How I Wrote a Book in a Day (and Other Signs of Imminent Madness)

had the day off work today. Most people in Coventry spend their day off doing sensible things like weeding the garden or wondering why the council hasn’t fixed that pothole.

I decided to birth a digital elephant.

As of 8:30 PM tonight, 'Write The Damn Book' is live on Kindle. This morning, it didn't exist. It was just a collection of grunts and "Quantum Confusion" inside my skull.

The Chronology of Chaos

I didn't wait for the Muse to kiss me on the forehead—she was probably down the pub anyway. I simply applied the "Andy Method" to my own life:

I Chose the Right Book: A mini-book that fits into the gaps of an actual, messy life.

I Refused to Edit while Bleeding: I threw the paint at the wall and told the "Editor in the Sharp Suit" to go and sit in the corner with a dunce cap on.

I Finished Ugly: The ending is blunt, the metaphors are exhausted, and the pigeons are terrified, but it is Finished.

The Author’s Hangover

If you see me in the supermarket tomorrow and I’m staring at the tinned peaches with the intensity of a man discovering fire, don't be alarmed.
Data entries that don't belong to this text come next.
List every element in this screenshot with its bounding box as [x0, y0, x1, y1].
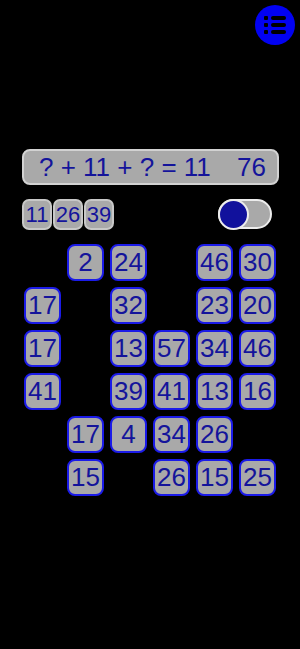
board-tile-r5c5[interactable]: 25	[239, 459, 276, 496]
board-tile-r3c3[interactable]: 41	[153, 373, 190, 410]
selected-tile-2[interactable]: 26	[53, 199, 83, 230]
board-tile-r3c0[interactable]: 41	[24, 373, 61, 410]
board-tile-r0c2[interactable]: 24	[110, 244, 147, 281]
board-tile-r2c2[interactable]: 13	[110, 330, 147, 367]
toggle-knob	[218, 199, 249, 230]
board-tile-r2c3[interactable]: 57	[153, 330, 190, 367]
board-tile-r2c5[interactable]: 46	[239, 330, 276, 367]
selected-tile-3[interactable]: 39	[84, 199, 114, 230]
app-screen: ? + 11 + ? = 11 76 11 26 39 224463017322…	[0, 0, 300, 649]
board-tile-r1c2[interactable]: 32	[110, 287, 147, 324]
board-tile-r3c2[interactable]: 39	[110, 373, 147, 410]
board-empty-cell-r5c2	[110, 459, 147, 496]
selected-tile-1[interactable]: 11	[22, 199, 52, 230]
selected-tiles-row: 11 26 39	[22, 199, 114, 230]
board-empty-cell-r4c5	[239, 416, 276, 453]
board-empty-cell-r4c0	[24, 416, 61, 453]
board-empty-cell-r0c3	[153, 244, 190, 281]
board-tile-r1c4[interactable]: 23	[196, 287, 233, 324]
board-tile-r2c0[interactable]: 17	[24, 330, 61, 367]
board-tile-r4c1[interactable]: 17	[67, 416, 104, 453]
board-tile-r0c1[interactable]: 2	[67, 244, 104, 281]
board-tile-r1c0[interactable]: 17	[24, 287, 61, 324]
menu-button[interactable]	[255, 5, 295, 45]
board-grid: 2244630173223201713573446413941131617434…	[24, 244, 276, 496]
board-tile-r3c5[interactable]: 16	[239, 373, 276, 410]
board-tile-r1c5[interactable]: 20	[239, 287, 276, 324]
equation-text: ? + 11 + ? = 11	[39, 152, 211, 183]
equation-bar: ? + 11 + ? = 11 76	[22, 149, 279, 185]
equation-target: 76	[237, 152, 266, 183]
board-tile-r4c4[interactable]: 26	[196, 416, 233, 453]
toggle-switch[interactable]	[218, 199, 272, 229]
list-bullet-circle-icon	[264, 16, 286, 34]
board-tile-r5c3[interactable]: 26	[153, 459, 190, 496]
board-tile-r5c1[interactable]: 15	[67, 459, 104, 496]
board-empty-cell-r0c0	[24, 244, 61, 281]
board-tile-r5c4[interactable]: 15	[196, 459, 233, 496]
board-tile-r4c3[interactable]: 34	[153, 416, 190, 453]
board-tile-r3c4[interactable]: 13	[196, 373, 233, 410]
board-empty-cell-r1c3	[153, 287, 190, 324]
board-empty-cell-r2c1	[67, 330, 104, 367]
board-tile-r2c4[interactable]: 34	[196, 330, 233, 367]
board-tile-r0c5[interactable]: 30	[239, 244, 276, 281]
board-empty-cell-r3c1	[67, 373, 104, 410]
board-tile-r0c4[interactable]: 46	[196, 244, 233, 281]
board-tile-r4c2[interactable]: 4	[110, 416, 147, 453]
board-empty-cell-r1c1	[67, 287, 104, 324]
board-empty-cell-r5c0	[24, 459, 61, 496]
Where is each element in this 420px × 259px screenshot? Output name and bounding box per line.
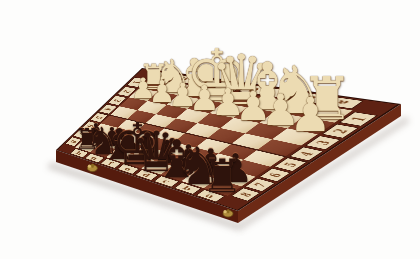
piece-black-rook-a8[interactable]: ♜ <box>199 153 245 199</box>
piece-white-pawn-a2[interactable]: ♟ <box>287 91 334 138</box>
chess-set-photo: hh11gg22ff33ee44dd55cc66bb77aa88 ♜♞♝♚♛♝♞… <box>0 0 420 259</box>
pieces-layer: ♜♞♝♚♛♝♞♜♟♟♟♟♟♟♟♟♟♟♟♟♟♟♟♟♜♞♝♚♛♝♞♜ <box>0 0 420 259</box>
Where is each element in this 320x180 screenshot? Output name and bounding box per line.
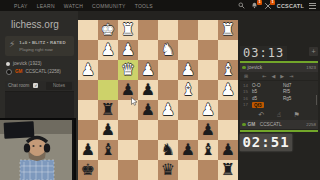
chat-header: Chat room ✓ Notes bbox=[5, 81, 74, 92]
square-c2[interactable] bbox=[178, 40, 198, 60]
white-king[interactable]: ♚ bbox=[101, 20, 115, 40]
black-player-label: CCSCATL (2258) bbox=[25, 69, 60, 74]
black-pawn[interactable]: ♟ bbox=[81, 140, 95, 160]
player-gm-title: GM bbox=[248, 122, 256, 127]
lichess-logo[interactable]: lichess.org bbox=[11, 19, 78, 30]
white-pawn[interactable]: ♟ bbox=[201, 100, 215, 120]
square-b3[interactable] bbox=[198, 60, 218, 80]
black-bishop[interactable]: ♝ bbox=[101, 140, 115, 160]
black-bishop[interactable]: ♝ bbox=[201, 140, 215, 160]
square-d7[interactable]: ♞ bbox=[158, 140, 178, 160]
player-rating: 2258 bbox=[306, 122, 316, 127]
white-pawn[interactable]: ♟ bbox=[161, 100, 175, 120]
square-d8[interactable]: ♛ bbox=[158, 160, 178, 180]
square-c6[interactable] bbox=[178, 120, 198, 140]
give-more-time-button[interactable]: + bbox=[309, 47, 318, 56]
square-d2[interactable]: ♞ bbox=[158, 40, 178, 60]
gm-title: GM bbox=[15, 69, 22, 74]
current-move[interactable]: Qf3 bbox=[252, 102, 264, 108]
white-rook[interactable]: ♜ bbox=[221, 20, 235, 40]
square-b5[interactable]: ♟ bbox=[198, 100, 218, 120]
white-player-row[interactable]: joevick (1923) bbox=[6, 61, 74, 66]
square-h8[interactable]: ♚ bbox=[78, 160, 98, 180]
square-a4[interactable]: ♟ bbox=[218, 80, 238, 100]
square-g1[interactable]: ♚ bbox=[98, 20, 118, 40]
opponent-name-row[interactable]: joevick 1923 bbox=[240, 63, 318, 72]
square-a5[interactable] bbox=[218, 100, 238, 120]
black-player-row[interactable]: GM CCSCATL (2258) bbox=[6, 69, 74, 75]
square-a6[interactable] bbox=[218, 120, 238, 140]
square-a8[interactable]: ♜ bbox=[218, 160, 238, 180]
square-d3[interactable] bbox=[158, 60, 178, 80]
move-row-current: 17 Qf3 bbox=[240, 102, 318, 109]
white-move[interactable]: O-O bbox=[252, 83, 261, 88]
move-number: 16 bbox=[243, 96, 252, 101]
chess-board[interactable]: ♚♜♜♟♟♞♟♛♟♟♝♟♟♝♟♜♟♟♟♟♟♟♝♞♟♝♟♚♛♜ bbox=[78, 20, 238, 180]
move-list-scrollbar[interactable] bbox=[316, 95, 318, 105]
challenges-swords-icon[interactable]: 1 bbox=[264, 2, 272, 10]
black-king[interactable]: ♚ bbox=[81, 160, 95, 180]
bell-badge: 1 bbox=[257, 0, 261, 5]
mouse-cursor bbox=[131, 97, 138, 106]
white-bishop[interactable]: ♝ bbox=[221, 60, 235, 80]
webcam-tv bbox=[4, 121, 35, 139]
white-pawn[interactable]: ♟ bbox=[141, 60, 155, 80]
black-pawn[interactable]: ♟ bbox=[201, 120, 215, 140]
notifications-bell-icon[interactable]: 1 bbox=[251, 2, 259, 10]
square-f1[interactable]: ♜ bbox=[118, 20, 138, 40]
square-b2[interactable] bbox=[198, 40, 218, 60]
square-b6[interactable]: ♟ bbox=[198, 120, 218, 140]
black-move[interactable]: Nd7 bbox=[283, 83, 291, 88]
game-side-panel: 03:13 + joevick 1923 ⊞ ⇤ ◀ ▶ ⇥ 14 O-O Nd… bbox=[240, 46, 318, 151]
square-g6[interactable]: ♟ bbox=[98, 120, 118, 140]
move-list[interactable]: 14 O-O Nd7 15 b5 Rf5 16 d5 Rg5 17 Qf3 bbox=[240, 81, 318, 110]
square-e4[interactable]: ♟ bbox=[138, 80, 158, 100]
prev-move-icon[interactable]: ◀ bbox=[271, 73, 275, 79]
black-rook[interactable]: ♜ bbox=[221, 160, 235, 180]
square-d1[interactable] bbox=[158, 20, 178, 40]
square-e2[interactable] bbox=[138, 40, 158, 60]
player-clock-active: 02:51 bbox=[240, 134, 292, 151]
square-f2[interactable]: ♟ bbox=[118, 40, 138, 60]
top-nav: PLAY LEARN WATCH COMMUNITY TOOLS 1 1 CCS… bbox=[0, 0, 320, 11]
white-pawn[interactable]: ♟ bbox=[81, 60, 95, 80]
white-pawn[interactable]: ♟ bbox=[221, 80, 235, 100]
black-pawn[interactable]: ♟ bbox=[101, 120, 115, 140]
move-number: 14 bbox=[243, 83, 252, 88]
square-b8[interactable] bbox=[198, 160, 218, 180]
square-c1[interactable] bbox=[178, 20, 198, 40]
analysis-board-icon[interactable]: ⊞ bbox=[244, 73, 248, 79]
square-e3[interactable]: ♟ bbox=[138, 60, 158, 80]
square-g8[interactable] bbox=[98, 160, 118, 180]
nav-item-community[interactable]: COMMUNITY bbox=[92, 3, 126, 9]
square-f3[interactable]: ♛ bbox=[118, 60, 138, 80]
square-f6[interactable] bbox=[118, 120, 138, 140]
square-d6[interactable] bbox=[158, 120, 178, 140]
challenge-badge: 1 bbox=[270, 0, 274, 5]
opponent-rating: 1923 bbox=[306, 65, 316, 70]
square-f8[interactable] bbox=[118, 160, 138, 180]
square-e8[interactable] bbox=[138, 160, 158, 180]
black-move[interactable]: Rg5 bbox=[283, 96, 291, 101]
resign-flag-icon[interactable]: ⚑ bbox=[293, 111, 299, 119]
white-knight[interactable]: ♞ bbox=[161, 40, 175, 60]
square-e5[interactable]: ♟ bbox=[138, 100, 158, 120]
nav-menu: PLAY LEARN WATCH COMMUNITY TOOLS bbox=[14, 3, 153, 9]
move-nav-toolbar: ⊞ ⇤ ◀ ▶ ⇥ bbox=[240, 72, 318, 81]
square-h5[interactable] bbox=[78, 100, 98, 120]
opponent-name: joevick bbox=[248, 65, 263, 70]
square-c8[interactable] bbox=[178, 160, 198, 180]
square-c4[interactable]: ♝ bbox=[178, 80, 198, 100]
blitz-lightning-icon: ⚡ bbox=[9, 40, 15, 52]
square-c5[interactable] bbox=[178, 100, 198, 120]
game-meta-status: Playing right now bbox=[19, 47, 65, 52]
game-action-buttons: ↶ ☝ ⚑ bbox=[240, 110, 318, 120]
black-rook[interactable]: ♜ bbox=[101, 100, 115, 120]
square-f7[interactable] bbox=[118, 140, 138, 160]
first-move-icon[interactable]: ⇤ bbox=[262, 73, 266, 79]
square-g3[interactable] bbox=[98, 60, 118, 80]
player-name: CCSCATL bbox=[260, 122, 282, 127]
square-h1[interactable] bbox=[78, 20, 98, 40]
black-pawn[interactable]: ♟ bbox=[181, 140, 195, 160]
square-g4[interactable] bbox=[98, 80, 118, 100]
black-knight[interactable]: ♞ bbox=[161, 140, 175, 160]
notes-tab[interactable]: Notes bbox=[46, 82, 72, 90]
chat-title: Chat room bbox=[8, 83, 29, 88]
draw-offer-hand-icon[interactable]: ☝ bbox=[277, 111, 281, 119]
square-b7[interactable]: ♝ bbox=[198, 140, 218, 160]
white-pawn[interactable]: ♟ bbox=[121, 40, 135, 60]
black-pawn[interactable]: ♟ bbox=[141, 100, 155, 120]
white-rook[interactable]: ♜ bbox=[121, 20, 135, 40]
streamer-webcam bbox=[0, 118, 76, 180]
white-player-label: joevick (1923) bbox=[13, 61, 42, 66]
next-move-icon[interactable]: ▶ bbox=[280, 73, 284, 79]
black-piece-dot-icon bbox=[6, 69, 12, 75]
square-g7[interactable]: ♝ bbox=[98, 140, 118, 160]
white-queen[interactable]: ♛ bbox=[121, 60, 135, 80]
black-pawn[interactable]: ♟ bbox=[221, 140, 235, 160]
move-number: 15 bbox=[243, 89, 252, 94]
black-move[interactable]: Rf5 bbox=[283, 89, 290, 94]
player-clock-bar bbox=[240, 130, 318, 132]
square-h3[interactable]: ♟ bbox=[78, 60, 98, 80]
webcam-shirt bbox=[20, 160, 54, 180]
white-move[interactable]: d5 bbox=[252, 96, 257, 101]
black-queen[interactable]: ♛ bbox=[161, 160, 175, 180]
square-d5[interactable]: ♟ bbox=[158, 100, 178, 120]
square-h2[interactable] bbox=[78, 40, 98, 60]
nav-username[interactable]: CCSCATL bbox=[277, 3, 304, 9]
square-h6[interactable] bbox=[78, 120, 98, 140]
nav-item-learn[interactable]: LEARN bbox=[37, 3, 55, 9]
square-h4[interactable] bbox=[78, 80, 98, 100]
online-dot-icon bbox=[242, 123, 246, 127]
hamburger-menu-icon[interactable] bbox=[309, 3, 316, 9]
square-a7[interactable]: ♟ bbox=[218, 140, 238, 160]
square-a1[interactable]: ♜ bbox=[218, 20, 238, 40]
opponent-clock: 03:13 bbox=[240, 46, 287, 60]
square-e1[interactable] bbox=[138, 20, 158, 40]
square-a2[interactable] bbox=[218, 40, 238, 60]
square-c3[interactable]: ♟ bbox=[178, 60, 198, 80]
square-g5[interactable]: ♜ bbox=[98, 100, 118, 120]
square-e7[interactable] bbox=[138, 140, 158, 160]
square-c7[interactable]: ♟ bbox=[178, 140, 198, 160]
game-meta-box: ⚡ 1+0 • BLITZ • RATED Playing right now bbox=[5, 36, 74, 56]
white-pawn[interactable]: ♟ bbox=[101, 40, 115, 60]
white-pawn[interactable]: ♟ bbox=[181, 60, 195, 80]
square-b4[interactable] bbox=[198, 80, 218, 100]
game-meta-type: 1+0 • BLITZ • RATED bbox=[19, 40, 65, 45]
nav-item-tools[interactable]: TOOLS bbox=[135, 3, 153, 9]
square-h7[interactable]: ♟ bbox=[78, 140, 98, 160]
square-a3[interactable]: ♝ bbox=[218, 60, 238, 80]
nav-item-watch[interactable]: WATCH bbox=[64, 3, 83, 9]
chat-toggle-checkbox[interactable]: ✓ bbox=[33, 83, 38, 88]
player-name-row[interactable]: GM CCSCATL 2258 bbox=[240, 120, 318, 129]
search-icon[interactable] bbox=[238, 2, 246, 10]
move-number: 17 bbox=[243, 102, 252, 107]
square-g2[interactable]: ♟ bbox=[98, 40, 118, 60]
square-b1[interactable] bbox=[198, 20, 218, 40]
white-bishop[interactable]: ♝ bbox=[181, 80, 195, 100]
square-e6[interactable] bbox=[138, 120, 158, 140]
black-pawn[interactable]: ♟ bbox=[141, 80, 155, 100]
white-move[interactable]: b5 bbox=[252, 89, 257, 94]
online-dot-icon bbox=[242, 66, 246, 70]
last-move-icon[interactable]: ⇥ bbox=[289, 73, 293, 79]
square-d4[interactable] bbox=[158, 80, 178, 100]
nav-item-play[interactable]: PLAY bbox=[14, 3, 28, 9]
white-piece-dot-icon bbox=[6, 62, 10, 66]
player-list: joevick (1923) GM CCSCATL (2258) bbox=[6, 61, 74, 75]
It’s just a "Strategic Cooling-Off Period". My brain has been running a marathon for twelve hours, and it currently feels like a vacuum that might accidentally suck in a passing seagull.

The lesson here is simple: If a 61-year-old development team manager with a typewriter-demon in his head can write a self-help book in a single day, you can probably finish that chapter you’ve been avoiding.

Now, if you’ll excuse me, I have a chocolate biscuit with my name on it and a granddaughter who has informed me that my "Author Status" does not exempt me from finding her missing left sock.

The bus is at the top of the hill. The handbrake is off. Now, go away and Write Your Own Damn Book.